Supernatural Horror in Literature


H.P. Lovecraft
Supernatural Horror in Literature (1927, revised prior to 1937)
In the interest of achieving a better understanding of horror fiction, having been left underwhelmed and unusually opinionated by a Clive Barker comic book, I turn to this, a brief history of the genre as of the 1920s or thereabouts by an author of pants-shitting tales that I've enjoyed without reservation.

Weirdly, I bought this book from Bill Lewis in about 1988, and have thus now had it in my possession for a quarter of a century without ever actually having read it, despite it being only a little over one hundred pages in length. Similarly, during these twenty-five years, I've read very few of the authors discussed by Lovecraft in this book - one of the few being Bram Stoker whose Dracula struck me as immensely overrated - which inspires me to wonder just what I've been doing this last couple of decades, and whether or not, without realising it, I may actually be a bit of an idiot. I suppose I got there in the end, and it's probably a little harsh to beat oneself up over a general lack of curiosity where horror fiction is concerned, but nevertheless, it strikes me as strange.

Anyway, it's been suggested by somebody or other that both Mary Shelley's Frankenstein and Bram Stoker's Dracula were, in part, attempts to address the issue of life after death, the fate of the human soul following the supposed death of God as brought to term by the industrial and scientific revolution of Charles Darwin and others. By extension, I wonder if the developments here discussed and described by Lovecraft might represent a similar response by the wider literary world: just as science-fiction attempted in part to extrapolate futures from the increasing body of present scientific knowledge, horror fiction, or at least the gothic novel, was likewise a reaction, processing the unknown newly revealed in so much as the advent of science had begun to expose just how much we really didn't know; or an effort to reintroduce mystery, or at least uncertainty, into what some may have regarded as an increasingly mechanistic world, which at least explains all those symbolist painters who, it might be argued, were sort of doing the same thing but with paint.

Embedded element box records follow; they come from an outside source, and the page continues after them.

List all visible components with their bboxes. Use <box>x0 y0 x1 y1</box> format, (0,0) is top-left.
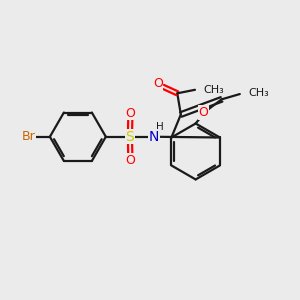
Text: Br: Br <box>22 130 36 143</box>
Text: S: S <box>126 130 134 144</box>
Text: N: N <box>149 130 159 144</box>
Text: CH₃: CH₃ <box>203 85 224 95</box>
Text: H: H <box>155 122 163 132</box>
Text: CH₃: CH₃ <box>248 88 269 98</box>
Text: O: O <box>153 77 163 90</box>
Text: O: O <box>199 106 208 119</box>
Text: O: O <box>125 107 135 120</box>
Text: O: O <box>125 154 135 167</box>
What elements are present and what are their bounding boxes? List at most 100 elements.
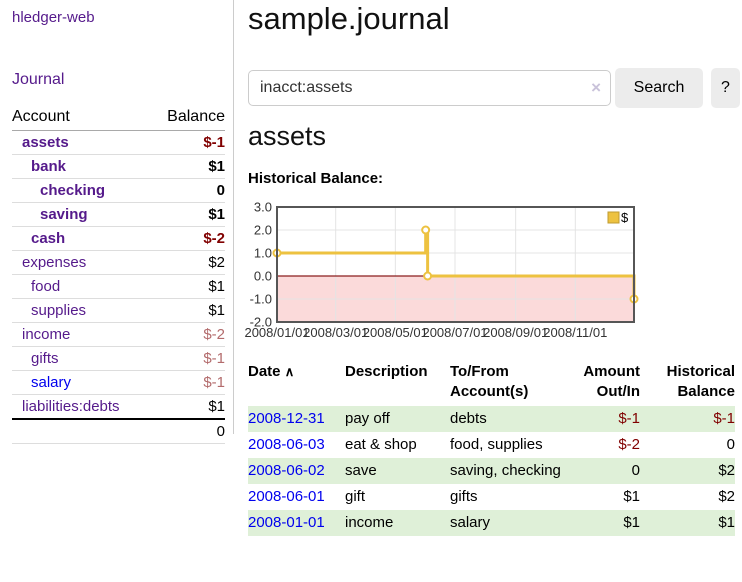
account-link[interactable]: bank <box>31 158 67 175</box>
transaction-description: income <box>345 510 450 536</box>
transaction-row[interactable]: 2008-06-03 eat & shop food, supplies $-2 0 <box>248 432 735 458</box>
account-balance: $1 <box>150 274 225 299</box>
y-tick-label: 0.0 <box>254 269 272 284</box>
search-button[interactable]: Search <box>615 68 703 108</box>
transaction-description: gift <box>345 488 366 505</box>
data-point-marker <box>421 225 431 235</box>
transaction-amount: $1 <box>565 510 640 536</box>
account-link[interactable]: cash <box>31 230 66 247</box>
transaction-balance: 0 <box>726 436 735 453</box>
transaction-accounts: salary <box>450 510 565 536</box>
y-tick-label: 1.0 <box>254 246 272 261</box>
account-row: saving $1 <box>12 202 225 227</box>
transaction-row[interactable]: 2008-01-01 income salary $1 $1 <box>248 510 735 536</box>
y-tick-label: 3.0 <box>254 200 272 215</box>
transaction-balance: $-1 <box>640 406 735 432</box>
account-heading: assets <box>248 121 327 151</box>
register-header-row: Date ∧ Description To/From Account(s) Am… <box>248 362 735 406</box>
account-link[interactable]: income <box>22 326 71 343</box>
balance-column-header[interactable]: Historical Balance <box>666 363 735 400</box>
help-button[interactable]: ? <box>711 68 740 108</box>
legend-swatch <box>607 211 620 224</box>
account-row: gifts $-1 <box>12 346 225 371</box>
total-row: 0 <box>12 418 225 444</box>
app-title-link[interactable]: hledger-web <box>12 9 95 26</box>
total-balance: 0 <box>150 418 225 444</box>
account-row: expenses $2 <box>12 250 225 275</box>
search-input-wrap: × <box>248 70 611 106</box>
date-header-label: Date <box>248 363 281 380</box>
description-column-header[interactable]: Description <box>345 363 428 380</box>
account-balance: $1 <box>150 394 225 419</box>
account-row: supplies $1 <box>12 298 225 323</box>
account-link[interactable]: assets <box>22 134 69 151</box>
search-input[interactable] <box>248 70 611 106</box>
transaction-row[interactable]: 2008-12-31 pay off debts $-1 $-1 <box>248 406 735 432</box>
transaction-accounts: food, supplies <box>450 436 543 453</box>
account-balance: $-1 <box>150 370 225 395</box>
main-content: sample.journal × Search ? assets Histori… <box>244 0 742 582</box>
plot-border <box>276 206 635 323</box>
account-link[interactable]: gifts <box>31 350 59 367</box>
transaction-row[interactable]: 2008-06-01 gift gifts $1 $2 <box>248 484 735 510</box>
account-link[interactable]: food <box>31 278 61 295</box>
transaction-date-link[interactable]: 2008-06-03 <box>248 436 325 453</box>
account-link[interactable]: supplies <box>31 302 87 319</box>
sidebar-divider <box>233 0 234 434</box>
account-balance: $-1 <box>150 346 225 371</box>
transaction-balance: $1 <box>640 510 735 536</box>
transaction-amount: $-1 <box>565 406 640 432</box>
account-balance: $-1 <box>203 134 225 151</box>
x-tick-label: 2008/03/01 <box>303 325 368 340</box>
account-row: checking 0 <box>12 178 225 203</box>
y-tick-label: -2.0 <box>250 315 272 330</box>
register-table: Date ∧ Description To/From Account(s) Am… <box>248 362 735 536</box>
x-tick-label: 2008/09/01 <box>483 325 548 340</box>
data-point-marker <box>423 271 433 281</box>
transaction-accounts: debts <box>450 406 565 432</box>
transaction-date-link[interactable]: 2008-12-31 <box>248 410 325 427</box>
account-link[interactable]: checking <box>40 182 106 199</box>
account-link[interactable]: salary <box>31 374 72 391</box>
account-link[interactable]: expenses <box>22 254 87 271</box>
transaction-date-link[interactable]: 2008-01-01 <box>248 514 325 531</box>
account-row: salary $-1 <box>12 370 225 395</box>
account-column-header: Account <box>12 106 151 131</box>
transaction-amount: $1 <box>623 488 640 505</box>
transaction-date-link[interactable]: 2008-06-01 <box>248 488 325 505</box>
transaction-balance: $2 <box>640 458 735 484</box>
account-row: bank $1 <box>12 154 225 179</box>
x-tick-label: 2008/11/01 <box>543 325 607 340</box>
sidebar-item-journal[interactable]: Journal <box>12 71 65 88</box>
x-tick-label: 2008/01/01 <box>244 325 309 340</box>
account-row: cash $-2 <box>12 226 225 251</box>
account-row: liabilities:debts $1 <box>12 394 225 419</box>
clear-search-icon[interactable]: × <box>591 78 601 97</box>
date-column-header[interactable]: Date ∧ <box>248 362 345 406</box>
transaction-accounts: saving, checking <box>450 458 565 484</box>
page-title: sample.journal <box>248 1 450 36</box>
accounts-table-header: Account Balance <box>12 106 225 131</box>
amount-column-header[interactable]: Amount Out/In <box>583 363 640 400</box>
account-row: food $1 <box>12 274 225 299</box>
transaction-row[interactable]: 2008-06-02 save saving, checking 0 $2 <box>248 458 735 484</box>
accounts-column-header[interactable]: To/From Account(s) <box>450 363 529 400</box>
account-row: assets $-1 <box>12 131 225 155</box>
chart-title: Historical Balance: <box>248 170 384 187</box>
account-balance: $1 <box>150 202 225 227</box>
transaction-date-link[interactable]: 2008-06-02 <box>248 462 325 479</box>
x-tick-label: 2008/05/01 <box>363 325 428 340</box>
transaction-amount: $-2 <box>618 436 640 453</box>
transaction-description: eat & shop <box>345 436 417 453</box>
y-tick-label: 2.0 <box>254 223 272 238</box>
transaction-balance: $2 <box>718 488 735 505</box>
search-form: × Search ? <box>248 68 742 108</box>
transaction-amount: 0 <box>565 458 640 484</box>
sort-asc-icon: ∧ <box>284 364 294 379</box>
account-balance: 0 <box>150 178 225 203</box>
x-tick-label: 2008/07/01 <box>422 325 487 340</box>
account-link[interactable]: liabilities:debts <box>22 398 120 415</box>
historical-balance-chart: $3.0 2.0 1.0 0.0 -1.0 -2.02008/01/012008/03/0… <box>244 200 639 340</box>
account-balance: $-2 <box>150 226 225 251</box>
account-link[interactable]: saving <box>40 206 88 223</box>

Such interpretations are what I take from reading Supernatural Horror in Literature rather than being indicative of anything directly stated by Lovecraft himself; from which I conclude that which I already suspected, namely that mere shock effect, stories in which kidnapped hitch-hikers have fully functional human bumholes grafted onto their faces - the written equivalent of death metal - represent a mere microcosm of the horror tradition, and one that should probably be ignored just as anyone who enjoyed Tolkien's Hobbit should probably steer clear of those shitty films. Clearly there is a great deal more to this genre than one might gather from the current appetite for the gratuitously vile, and this extended essay presents a fascinating and fairly broad view of that which has since been unfortunately eclipsed by a shower of generic intestines, at least from where I'm standing.